I remember a few months ago when someone came up to the microphone at "The People Speak" event that NYU hosted to ask historian Howard Zinn why we have to learn about these "old white people" (in reference to the founders). This is the point of my article where you should be turning on the Battle Hymn of The Republic (pre-1877).
We didn't get to this point overnight and we weren't destined to be here. People put their principles, careers and lives on the line for us to be here. These people were greater men and women than we will ever be. It wasn't a magic trick. Poof: You now have freedom of speech. Poof: You now have the right to be a liberal ignoramus at NYU. It took many messy years for us to enjoy the luxuries we have today and some of the most important years that allowed this to happen took place long before Rutherford B. Hayes. It is my proposal that schools should offer two years, 11th and 12th grade, to cover American history while schools can teach global studies in ninth and 10th grades.
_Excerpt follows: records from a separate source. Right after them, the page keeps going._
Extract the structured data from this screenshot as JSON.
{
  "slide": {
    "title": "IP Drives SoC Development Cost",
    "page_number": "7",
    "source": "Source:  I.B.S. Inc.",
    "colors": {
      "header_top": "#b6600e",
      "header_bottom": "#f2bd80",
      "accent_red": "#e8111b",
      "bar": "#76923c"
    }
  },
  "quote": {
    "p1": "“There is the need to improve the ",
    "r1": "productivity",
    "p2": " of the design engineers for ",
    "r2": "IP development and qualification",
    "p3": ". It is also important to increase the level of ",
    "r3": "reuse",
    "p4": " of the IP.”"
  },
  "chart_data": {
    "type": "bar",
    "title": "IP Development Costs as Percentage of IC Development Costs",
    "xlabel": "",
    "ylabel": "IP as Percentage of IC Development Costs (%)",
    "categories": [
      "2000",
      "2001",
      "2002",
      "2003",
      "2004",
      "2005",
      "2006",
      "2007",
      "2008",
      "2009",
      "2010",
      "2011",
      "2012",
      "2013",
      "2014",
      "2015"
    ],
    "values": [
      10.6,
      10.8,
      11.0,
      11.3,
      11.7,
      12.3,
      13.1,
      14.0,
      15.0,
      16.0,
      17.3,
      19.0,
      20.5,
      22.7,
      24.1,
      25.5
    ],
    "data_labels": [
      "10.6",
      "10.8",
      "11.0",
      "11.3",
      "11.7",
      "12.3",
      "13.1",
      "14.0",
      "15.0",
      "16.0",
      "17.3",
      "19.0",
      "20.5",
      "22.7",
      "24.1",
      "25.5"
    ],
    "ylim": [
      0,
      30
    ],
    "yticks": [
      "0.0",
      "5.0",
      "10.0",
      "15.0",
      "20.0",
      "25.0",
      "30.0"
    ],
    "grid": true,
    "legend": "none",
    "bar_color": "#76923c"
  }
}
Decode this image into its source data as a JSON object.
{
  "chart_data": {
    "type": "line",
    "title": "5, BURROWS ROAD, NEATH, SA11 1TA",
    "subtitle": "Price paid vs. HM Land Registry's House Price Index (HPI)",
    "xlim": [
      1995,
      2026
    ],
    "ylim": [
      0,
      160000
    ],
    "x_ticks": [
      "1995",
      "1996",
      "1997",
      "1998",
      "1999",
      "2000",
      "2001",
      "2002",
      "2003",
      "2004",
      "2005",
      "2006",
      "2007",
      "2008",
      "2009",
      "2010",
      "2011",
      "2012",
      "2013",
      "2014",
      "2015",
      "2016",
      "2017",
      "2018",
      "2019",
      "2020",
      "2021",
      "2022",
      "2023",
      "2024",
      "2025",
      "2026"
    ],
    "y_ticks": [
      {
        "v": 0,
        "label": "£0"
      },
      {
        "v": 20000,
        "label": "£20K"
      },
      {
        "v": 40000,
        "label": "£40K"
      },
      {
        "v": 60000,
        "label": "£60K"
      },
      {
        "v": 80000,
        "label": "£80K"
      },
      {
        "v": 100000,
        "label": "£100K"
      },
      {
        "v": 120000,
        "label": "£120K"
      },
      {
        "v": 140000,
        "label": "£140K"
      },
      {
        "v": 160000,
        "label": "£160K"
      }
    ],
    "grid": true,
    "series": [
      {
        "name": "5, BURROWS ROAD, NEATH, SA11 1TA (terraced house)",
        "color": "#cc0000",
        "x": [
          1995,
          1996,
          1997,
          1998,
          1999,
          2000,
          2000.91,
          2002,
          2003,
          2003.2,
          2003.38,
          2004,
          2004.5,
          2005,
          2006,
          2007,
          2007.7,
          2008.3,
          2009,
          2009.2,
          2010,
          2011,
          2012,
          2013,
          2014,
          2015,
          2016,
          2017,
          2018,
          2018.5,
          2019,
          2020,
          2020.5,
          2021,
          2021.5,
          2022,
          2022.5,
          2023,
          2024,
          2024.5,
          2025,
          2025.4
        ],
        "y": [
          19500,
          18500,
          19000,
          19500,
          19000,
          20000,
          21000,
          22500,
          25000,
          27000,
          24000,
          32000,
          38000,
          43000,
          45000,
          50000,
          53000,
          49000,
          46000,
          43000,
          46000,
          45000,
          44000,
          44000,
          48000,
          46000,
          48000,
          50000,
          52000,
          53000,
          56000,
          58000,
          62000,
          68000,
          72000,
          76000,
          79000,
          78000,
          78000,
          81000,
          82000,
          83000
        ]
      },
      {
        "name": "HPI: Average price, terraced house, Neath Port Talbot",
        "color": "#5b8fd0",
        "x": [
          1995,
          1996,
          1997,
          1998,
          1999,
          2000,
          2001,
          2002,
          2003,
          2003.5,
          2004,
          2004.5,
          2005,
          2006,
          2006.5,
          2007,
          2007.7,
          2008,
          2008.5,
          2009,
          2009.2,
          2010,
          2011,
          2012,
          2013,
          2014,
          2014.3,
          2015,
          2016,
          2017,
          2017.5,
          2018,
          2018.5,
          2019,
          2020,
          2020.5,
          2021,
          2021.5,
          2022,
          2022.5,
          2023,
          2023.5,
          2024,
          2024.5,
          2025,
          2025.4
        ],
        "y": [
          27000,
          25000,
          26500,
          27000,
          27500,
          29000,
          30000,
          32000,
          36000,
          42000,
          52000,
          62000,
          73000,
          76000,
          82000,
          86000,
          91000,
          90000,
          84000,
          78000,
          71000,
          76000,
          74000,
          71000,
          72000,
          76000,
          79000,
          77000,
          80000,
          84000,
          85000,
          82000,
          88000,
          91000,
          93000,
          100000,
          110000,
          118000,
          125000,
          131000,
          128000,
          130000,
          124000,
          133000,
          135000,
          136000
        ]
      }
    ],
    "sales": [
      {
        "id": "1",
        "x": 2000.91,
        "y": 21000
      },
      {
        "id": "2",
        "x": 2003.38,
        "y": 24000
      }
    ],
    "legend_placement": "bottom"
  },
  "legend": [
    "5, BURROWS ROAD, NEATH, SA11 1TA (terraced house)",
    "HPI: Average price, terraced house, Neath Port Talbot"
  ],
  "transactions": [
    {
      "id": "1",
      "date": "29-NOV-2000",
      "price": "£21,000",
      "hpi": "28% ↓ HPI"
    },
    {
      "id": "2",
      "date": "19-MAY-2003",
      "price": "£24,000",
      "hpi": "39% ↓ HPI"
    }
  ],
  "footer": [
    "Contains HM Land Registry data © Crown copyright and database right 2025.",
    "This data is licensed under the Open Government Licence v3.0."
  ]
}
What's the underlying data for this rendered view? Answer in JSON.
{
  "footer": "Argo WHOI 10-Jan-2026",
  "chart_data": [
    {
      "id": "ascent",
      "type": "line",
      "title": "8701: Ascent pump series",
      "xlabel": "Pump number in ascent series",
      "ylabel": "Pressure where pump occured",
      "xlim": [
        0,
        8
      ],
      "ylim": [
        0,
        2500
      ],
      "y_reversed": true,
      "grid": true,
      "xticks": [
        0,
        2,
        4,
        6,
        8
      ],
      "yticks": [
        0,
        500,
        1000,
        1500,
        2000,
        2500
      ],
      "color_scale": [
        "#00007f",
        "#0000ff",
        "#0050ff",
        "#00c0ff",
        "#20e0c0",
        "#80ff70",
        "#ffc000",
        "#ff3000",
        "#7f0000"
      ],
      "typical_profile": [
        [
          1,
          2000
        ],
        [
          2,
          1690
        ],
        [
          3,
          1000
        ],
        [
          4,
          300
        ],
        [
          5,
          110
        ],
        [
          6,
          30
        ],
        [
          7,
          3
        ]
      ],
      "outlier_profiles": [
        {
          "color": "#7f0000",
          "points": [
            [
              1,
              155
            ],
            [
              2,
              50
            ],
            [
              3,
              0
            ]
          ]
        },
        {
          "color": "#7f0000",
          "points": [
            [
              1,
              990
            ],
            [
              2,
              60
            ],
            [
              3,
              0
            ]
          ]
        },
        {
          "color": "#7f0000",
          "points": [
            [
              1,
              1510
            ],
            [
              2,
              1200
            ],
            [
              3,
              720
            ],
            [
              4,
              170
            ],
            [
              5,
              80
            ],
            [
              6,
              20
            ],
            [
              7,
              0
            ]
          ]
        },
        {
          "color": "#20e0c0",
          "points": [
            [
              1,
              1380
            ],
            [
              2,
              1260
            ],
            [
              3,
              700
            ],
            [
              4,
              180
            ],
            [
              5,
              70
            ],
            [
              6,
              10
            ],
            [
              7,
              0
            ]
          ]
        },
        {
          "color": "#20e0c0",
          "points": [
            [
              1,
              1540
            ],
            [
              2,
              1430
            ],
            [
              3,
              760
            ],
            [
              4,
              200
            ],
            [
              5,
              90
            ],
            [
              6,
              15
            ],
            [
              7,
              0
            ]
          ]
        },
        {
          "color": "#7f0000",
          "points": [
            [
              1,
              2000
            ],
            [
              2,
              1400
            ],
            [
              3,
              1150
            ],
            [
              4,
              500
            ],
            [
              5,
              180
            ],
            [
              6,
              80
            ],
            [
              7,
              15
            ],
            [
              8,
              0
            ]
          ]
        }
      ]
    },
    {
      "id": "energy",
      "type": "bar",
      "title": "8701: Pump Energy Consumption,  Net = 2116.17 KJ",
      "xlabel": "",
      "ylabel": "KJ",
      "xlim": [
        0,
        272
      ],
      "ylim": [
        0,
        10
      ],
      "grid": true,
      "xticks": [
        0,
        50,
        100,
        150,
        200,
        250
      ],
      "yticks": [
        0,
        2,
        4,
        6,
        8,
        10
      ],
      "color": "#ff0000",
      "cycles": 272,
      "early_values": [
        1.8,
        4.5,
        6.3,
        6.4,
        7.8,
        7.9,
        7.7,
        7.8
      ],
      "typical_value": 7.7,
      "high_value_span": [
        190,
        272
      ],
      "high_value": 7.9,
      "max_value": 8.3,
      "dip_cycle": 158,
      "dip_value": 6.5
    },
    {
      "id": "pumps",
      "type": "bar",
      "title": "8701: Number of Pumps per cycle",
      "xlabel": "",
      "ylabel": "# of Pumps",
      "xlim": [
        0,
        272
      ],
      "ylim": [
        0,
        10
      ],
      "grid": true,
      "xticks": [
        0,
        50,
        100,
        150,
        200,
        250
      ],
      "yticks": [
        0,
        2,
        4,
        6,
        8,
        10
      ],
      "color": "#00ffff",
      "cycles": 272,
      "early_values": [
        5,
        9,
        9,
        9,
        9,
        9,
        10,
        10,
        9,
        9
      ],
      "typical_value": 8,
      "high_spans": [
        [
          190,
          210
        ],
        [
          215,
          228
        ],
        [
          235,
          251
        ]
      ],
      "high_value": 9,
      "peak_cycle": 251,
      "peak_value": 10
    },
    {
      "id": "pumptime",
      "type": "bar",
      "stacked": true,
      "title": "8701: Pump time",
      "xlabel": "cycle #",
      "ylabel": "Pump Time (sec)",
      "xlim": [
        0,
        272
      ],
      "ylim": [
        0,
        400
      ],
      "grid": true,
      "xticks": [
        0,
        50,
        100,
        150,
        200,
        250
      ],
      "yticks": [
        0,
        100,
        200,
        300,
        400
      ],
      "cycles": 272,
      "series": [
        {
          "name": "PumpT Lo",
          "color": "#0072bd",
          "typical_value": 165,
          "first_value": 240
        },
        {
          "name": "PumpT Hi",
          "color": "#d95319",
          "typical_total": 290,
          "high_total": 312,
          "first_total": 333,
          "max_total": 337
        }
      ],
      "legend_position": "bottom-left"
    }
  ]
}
This won't solve the problem of people not knowing our country's history, let alone other countries'. This can only be done through better teachers and smarter students.
If American history was taught the way it should be, by adding the dynamism, complexity and infighting that took place during the 18th and 19th centuries, relating colonial America to modern America wouldn't seem as strange to students as teachers make it to be. The problems we face today are just a speck in comparison to what we have gone through as a country and only historical perspective can reinforce this truth. How did we get here and what can we learn from the past in order to apply it to current situations? This is the whole point of learning history. This is why it's important to know it. And this is why it's important to know our own, pre- and post- 1877.